Qualitative codebook.

Several professional organizations recommend conducting genetic testing as part of the autism diagnosis process, as it can provide additional information and benefits for autistic people and their families. However, there is disagreement among autism communities about whether genetic testing reflects autistic people’s best interests. In practice, rates of clinical genetic testing for autism are much lower than diagnoses, creating a large gap between clinical guidelines and real clinical encounters. To investigate one potential source of this gap, we interviewed 14 healthcare providers about the autism diagnostic process and their actions related to autism genetic testing. We recruited a sample of primarily Ph.D. level-psychologists and analyzed our qualitative data using a five-step framework analysis method. Participants generally had positive or mixed views of genetic testing in autism. They described their current experiences of implementation of genetic testing, including that they did not often find it changed their clinical practice. Only some providers recommended it to everyone receiving an autism diagnosis. They also listed factors which discourage families from getting testing, including high costs, families feeling overwhelmed, other support needs taking priority, and ethical implications. Notably, providers highlighted a trend of referring patients to research genetic testing rather than clinical testing, which may provide a cheaper and easier alternative but is not likely to return results to participants. Finally, participants felt they needed more training in genetics and listed specific topics of uncertainty. Our research highlights a need to further educate clinicians in the uses and limitations of genetic testing for autism and suggests content areas of focus for genetics educators.

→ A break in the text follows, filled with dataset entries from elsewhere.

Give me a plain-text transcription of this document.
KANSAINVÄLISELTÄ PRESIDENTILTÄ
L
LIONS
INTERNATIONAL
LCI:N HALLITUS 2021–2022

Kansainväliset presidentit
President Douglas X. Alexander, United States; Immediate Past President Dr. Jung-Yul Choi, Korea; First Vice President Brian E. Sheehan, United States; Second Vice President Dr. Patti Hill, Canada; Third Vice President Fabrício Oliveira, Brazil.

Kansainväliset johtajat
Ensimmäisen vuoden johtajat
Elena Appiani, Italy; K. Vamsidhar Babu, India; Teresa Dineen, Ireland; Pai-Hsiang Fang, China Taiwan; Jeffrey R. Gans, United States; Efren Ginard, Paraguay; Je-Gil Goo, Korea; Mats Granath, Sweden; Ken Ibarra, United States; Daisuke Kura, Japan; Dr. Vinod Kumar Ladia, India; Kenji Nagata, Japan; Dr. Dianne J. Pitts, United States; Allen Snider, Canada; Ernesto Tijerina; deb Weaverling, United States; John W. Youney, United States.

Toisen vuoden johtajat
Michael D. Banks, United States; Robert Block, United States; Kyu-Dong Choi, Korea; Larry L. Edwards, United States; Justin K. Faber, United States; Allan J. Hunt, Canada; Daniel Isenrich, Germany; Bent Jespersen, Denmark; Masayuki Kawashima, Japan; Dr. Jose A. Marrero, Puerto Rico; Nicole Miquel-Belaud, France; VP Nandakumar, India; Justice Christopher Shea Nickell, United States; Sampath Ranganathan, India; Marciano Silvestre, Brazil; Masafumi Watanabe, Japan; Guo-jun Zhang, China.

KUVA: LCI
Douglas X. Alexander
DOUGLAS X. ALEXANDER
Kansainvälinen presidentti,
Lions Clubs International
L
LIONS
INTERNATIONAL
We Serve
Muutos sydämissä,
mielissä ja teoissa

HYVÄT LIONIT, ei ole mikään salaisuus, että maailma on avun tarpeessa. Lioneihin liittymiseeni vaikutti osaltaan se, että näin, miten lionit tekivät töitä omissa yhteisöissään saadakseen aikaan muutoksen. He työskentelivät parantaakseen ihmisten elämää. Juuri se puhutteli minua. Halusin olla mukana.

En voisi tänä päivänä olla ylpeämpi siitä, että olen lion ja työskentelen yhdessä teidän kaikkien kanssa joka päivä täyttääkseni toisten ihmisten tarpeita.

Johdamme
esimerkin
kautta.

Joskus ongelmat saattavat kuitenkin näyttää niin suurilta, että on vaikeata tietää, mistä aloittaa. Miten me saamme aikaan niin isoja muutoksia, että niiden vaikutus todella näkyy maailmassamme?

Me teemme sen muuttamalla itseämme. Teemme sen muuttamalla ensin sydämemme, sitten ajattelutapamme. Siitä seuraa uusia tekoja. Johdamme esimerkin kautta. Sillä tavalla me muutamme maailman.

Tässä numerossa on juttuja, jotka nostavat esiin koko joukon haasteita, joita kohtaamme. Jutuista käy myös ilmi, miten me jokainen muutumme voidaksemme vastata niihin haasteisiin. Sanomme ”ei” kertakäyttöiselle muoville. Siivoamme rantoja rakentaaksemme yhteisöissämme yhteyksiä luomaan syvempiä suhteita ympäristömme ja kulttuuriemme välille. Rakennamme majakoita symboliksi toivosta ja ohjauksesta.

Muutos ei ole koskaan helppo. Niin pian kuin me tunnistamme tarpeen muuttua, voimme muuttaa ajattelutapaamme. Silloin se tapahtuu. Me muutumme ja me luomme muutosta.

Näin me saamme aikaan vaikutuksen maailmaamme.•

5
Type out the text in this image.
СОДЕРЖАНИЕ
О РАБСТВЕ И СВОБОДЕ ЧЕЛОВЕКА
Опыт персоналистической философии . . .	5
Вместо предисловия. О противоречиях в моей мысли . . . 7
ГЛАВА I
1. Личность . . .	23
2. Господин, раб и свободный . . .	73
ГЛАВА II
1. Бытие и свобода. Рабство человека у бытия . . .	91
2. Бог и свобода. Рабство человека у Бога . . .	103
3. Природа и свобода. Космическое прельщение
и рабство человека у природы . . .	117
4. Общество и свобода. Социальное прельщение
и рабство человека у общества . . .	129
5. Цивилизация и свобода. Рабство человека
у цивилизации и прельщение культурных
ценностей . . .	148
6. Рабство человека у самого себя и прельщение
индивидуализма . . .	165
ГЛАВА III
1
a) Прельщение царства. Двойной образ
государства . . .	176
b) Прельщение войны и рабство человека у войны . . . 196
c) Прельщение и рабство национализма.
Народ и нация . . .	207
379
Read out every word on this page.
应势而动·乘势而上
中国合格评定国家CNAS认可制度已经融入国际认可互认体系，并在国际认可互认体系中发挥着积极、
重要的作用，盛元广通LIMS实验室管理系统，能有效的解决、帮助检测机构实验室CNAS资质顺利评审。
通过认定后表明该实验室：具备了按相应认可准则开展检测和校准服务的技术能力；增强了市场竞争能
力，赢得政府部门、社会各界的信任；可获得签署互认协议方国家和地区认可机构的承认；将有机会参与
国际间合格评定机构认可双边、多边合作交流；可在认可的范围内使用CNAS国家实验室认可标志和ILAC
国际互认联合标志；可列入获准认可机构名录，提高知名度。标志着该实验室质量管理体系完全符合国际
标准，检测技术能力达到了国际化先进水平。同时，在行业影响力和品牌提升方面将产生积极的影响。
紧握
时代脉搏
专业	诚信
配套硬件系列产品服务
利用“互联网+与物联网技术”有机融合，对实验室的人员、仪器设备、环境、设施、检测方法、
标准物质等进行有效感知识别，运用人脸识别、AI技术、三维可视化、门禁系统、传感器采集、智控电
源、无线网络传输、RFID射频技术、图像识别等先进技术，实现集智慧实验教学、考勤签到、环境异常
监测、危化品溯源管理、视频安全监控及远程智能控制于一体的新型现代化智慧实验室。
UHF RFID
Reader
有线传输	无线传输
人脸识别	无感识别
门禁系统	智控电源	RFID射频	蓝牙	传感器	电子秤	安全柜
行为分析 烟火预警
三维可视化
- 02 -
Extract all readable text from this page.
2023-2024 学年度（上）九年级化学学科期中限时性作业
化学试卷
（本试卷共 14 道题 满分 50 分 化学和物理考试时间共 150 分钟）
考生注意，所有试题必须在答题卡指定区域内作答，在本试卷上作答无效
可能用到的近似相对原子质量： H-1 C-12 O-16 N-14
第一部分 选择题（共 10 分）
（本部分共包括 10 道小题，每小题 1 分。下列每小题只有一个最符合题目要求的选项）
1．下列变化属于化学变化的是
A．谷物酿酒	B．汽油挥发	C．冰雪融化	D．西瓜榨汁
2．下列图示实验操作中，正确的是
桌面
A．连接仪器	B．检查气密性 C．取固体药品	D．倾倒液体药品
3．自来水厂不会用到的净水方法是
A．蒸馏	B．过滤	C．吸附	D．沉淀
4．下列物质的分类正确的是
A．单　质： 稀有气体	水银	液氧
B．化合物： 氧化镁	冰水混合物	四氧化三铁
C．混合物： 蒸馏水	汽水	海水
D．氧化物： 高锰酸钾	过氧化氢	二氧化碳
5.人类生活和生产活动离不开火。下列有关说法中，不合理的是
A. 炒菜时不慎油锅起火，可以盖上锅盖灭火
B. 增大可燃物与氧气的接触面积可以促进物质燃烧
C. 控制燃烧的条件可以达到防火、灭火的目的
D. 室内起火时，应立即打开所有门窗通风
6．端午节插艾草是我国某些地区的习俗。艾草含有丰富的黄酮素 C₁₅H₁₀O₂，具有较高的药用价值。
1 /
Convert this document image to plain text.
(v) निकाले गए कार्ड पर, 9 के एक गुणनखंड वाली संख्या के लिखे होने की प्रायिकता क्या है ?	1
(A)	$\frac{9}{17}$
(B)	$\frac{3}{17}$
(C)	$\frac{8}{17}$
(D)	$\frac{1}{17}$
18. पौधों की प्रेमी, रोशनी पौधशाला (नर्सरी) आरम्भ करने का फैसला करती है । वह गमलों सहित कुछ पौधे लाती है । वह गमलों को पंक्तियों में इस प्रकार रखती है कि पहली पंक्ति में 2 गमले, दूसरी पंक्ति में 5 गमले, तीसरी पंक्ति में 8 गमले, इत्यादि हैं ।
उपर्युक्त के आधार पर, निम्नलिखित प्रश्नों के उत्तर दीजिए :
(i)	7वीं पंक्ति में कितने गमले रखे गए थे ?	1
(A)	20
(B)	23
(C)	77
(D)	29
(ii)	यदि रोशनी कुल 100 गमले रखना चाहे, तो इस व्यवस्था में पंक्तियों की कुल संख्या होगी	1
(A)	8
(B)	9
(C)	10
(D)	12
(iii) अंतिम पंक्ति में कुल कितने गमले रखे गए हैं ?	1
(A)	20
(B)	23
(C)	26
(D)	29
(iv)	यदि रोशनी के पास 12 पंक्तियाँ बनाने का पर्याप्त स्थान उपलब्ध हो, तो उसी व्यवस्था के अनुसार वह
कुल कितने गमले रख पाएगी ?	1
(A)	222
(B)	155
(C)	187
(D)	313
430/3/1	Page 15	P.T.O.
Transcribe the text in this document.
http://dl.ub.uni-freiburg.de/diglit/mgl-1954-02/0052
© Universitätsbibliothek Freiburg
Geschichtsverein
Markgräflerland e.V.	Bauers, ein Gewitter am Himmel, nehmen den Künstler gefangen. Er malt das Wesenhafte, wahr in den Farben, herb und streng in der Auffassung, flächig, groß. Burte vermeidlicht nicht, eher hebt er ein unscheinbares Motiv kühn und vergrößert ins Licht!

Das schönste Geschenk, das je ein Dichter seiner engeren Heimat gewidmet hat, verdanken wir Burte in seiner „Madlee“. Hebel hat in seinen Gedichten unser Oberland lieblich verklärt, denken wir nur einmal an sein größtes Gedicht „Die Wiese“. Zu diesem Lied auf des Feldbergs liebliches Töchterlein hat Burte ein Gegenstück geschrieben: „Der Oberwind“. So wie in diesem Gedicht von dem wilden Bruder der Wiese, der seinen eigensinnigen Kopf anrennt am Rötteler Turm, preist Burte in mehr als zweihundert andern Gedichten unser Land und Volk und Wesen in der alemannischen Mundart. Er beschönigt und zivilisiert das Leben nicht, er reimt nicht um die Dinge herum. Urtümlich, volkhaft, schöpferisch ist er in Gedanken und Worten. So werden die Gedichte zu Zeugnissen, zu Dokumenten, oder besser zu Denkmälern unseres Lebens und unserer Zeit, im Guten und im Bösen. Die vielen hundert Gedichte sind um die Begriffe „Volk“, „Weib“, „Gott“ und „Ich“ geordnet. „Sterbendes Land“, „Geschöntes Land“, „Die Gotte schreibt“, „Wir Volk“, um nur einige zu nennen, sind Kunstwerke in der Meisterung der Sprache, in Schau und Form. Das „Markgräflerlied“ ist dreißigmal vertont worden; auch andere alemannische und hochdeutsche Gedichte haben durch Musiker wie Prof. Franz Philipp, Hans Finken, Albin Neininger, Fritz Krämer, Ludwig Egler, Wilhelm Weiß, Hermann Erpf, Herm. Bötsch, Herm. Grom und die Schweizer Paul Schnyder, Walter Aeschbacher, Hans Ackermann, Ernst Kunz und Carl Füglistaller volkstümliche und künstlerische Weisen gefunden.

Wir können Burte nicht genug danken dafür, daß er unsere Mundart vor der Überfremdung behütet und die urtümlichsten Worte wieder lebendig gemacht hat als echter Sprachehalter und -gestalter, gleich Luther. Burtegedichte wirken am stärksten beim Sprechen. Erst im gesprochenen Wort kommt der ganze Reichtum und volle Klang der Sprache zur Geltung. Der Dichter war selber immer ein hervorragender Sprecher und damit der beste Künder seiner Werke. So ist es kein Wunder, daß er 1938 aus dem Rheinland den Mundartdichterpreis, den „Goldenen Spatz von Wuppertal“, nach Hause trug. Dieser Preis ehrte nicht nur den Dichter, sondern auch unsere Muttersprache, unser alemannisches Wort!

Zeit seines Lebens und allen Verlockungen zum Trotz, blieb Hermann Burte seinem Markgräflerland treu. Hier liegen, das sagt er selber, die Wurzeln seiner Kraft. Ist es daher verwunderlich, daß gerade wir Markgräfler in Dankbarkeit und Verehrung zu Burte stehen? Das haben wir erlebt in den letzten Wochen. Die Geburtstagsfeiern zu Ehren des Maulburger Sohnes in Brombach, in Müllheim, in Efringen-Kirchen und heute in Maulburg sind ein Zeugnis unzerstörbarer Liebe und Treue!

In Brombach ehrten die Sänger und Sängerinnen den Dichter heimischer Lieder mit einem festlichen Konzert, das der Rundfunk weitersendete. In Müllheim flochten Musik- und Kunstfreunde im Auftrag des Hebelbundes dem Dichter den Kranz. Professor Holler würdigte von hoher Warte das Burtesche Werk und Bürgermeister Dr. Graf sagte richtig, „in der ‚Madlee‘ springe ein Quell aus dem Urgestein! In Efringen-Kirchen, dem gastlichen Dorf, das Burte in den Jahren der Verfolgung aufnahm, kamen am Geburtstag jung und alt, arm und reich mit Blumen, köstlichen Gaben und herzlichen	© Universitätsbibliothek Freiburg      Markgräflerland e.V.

多家专业机构建议将基因检测（genetic testing）纳入自闭症（autism）诊断流程，因其可为自闭症患者及其家属提供额外信息与相关获益。然而，自闭症群体内部对于基因检测是否契合自闭症患者的最佳利益存在分歧。实际临床中，自闭症相关临床基因检测的实施率远低于确诊率，导致临床指南与真实临床诊疗场景之间存在显著落差。为探究该落差的潜在成因之一，我们就自闭症诊断流程以及与自闭症基因检测相关的临床操作，访谈了14名医疗服务提供者。本次研究的受访对象以博士级心理学家为主，我们采用五步框架分析法（five-step framework analysis method）对质性数据（qualitative data）进行了分析。受访对象对自闭症基因检测大多持积极或混合态度。他们分享了当前基因检测的实施体验，称并未观察到该检测常对自身临床实践产生改变。仅有部分医疗服务提供者会向所有确诊自闭症的患者推荐该检测。他们还列举了阻碍家属接受检测的多项因素，包括检测成本高昂、家属负担过重、其他支持需求优先级更高，以及伦理层面的考量。值得注意的是，受访对象指出了一种趋势：他们更倾向于将患者转诊至研究型基因检测而非临床基因检测，前者虽可为患者提供更廉价便捷的替代方案，但通常不会向参与者反馈检测结果。最后，受访对象表示他们需要更多遗传学相关培训，并列举了自身存在认知盲区的具体议题。本研究凸显了针对临床医生开展自闭症基因检测适用范围与局限性相关教育的必要性，并为遗传学教育者指明了重点教学内容方向。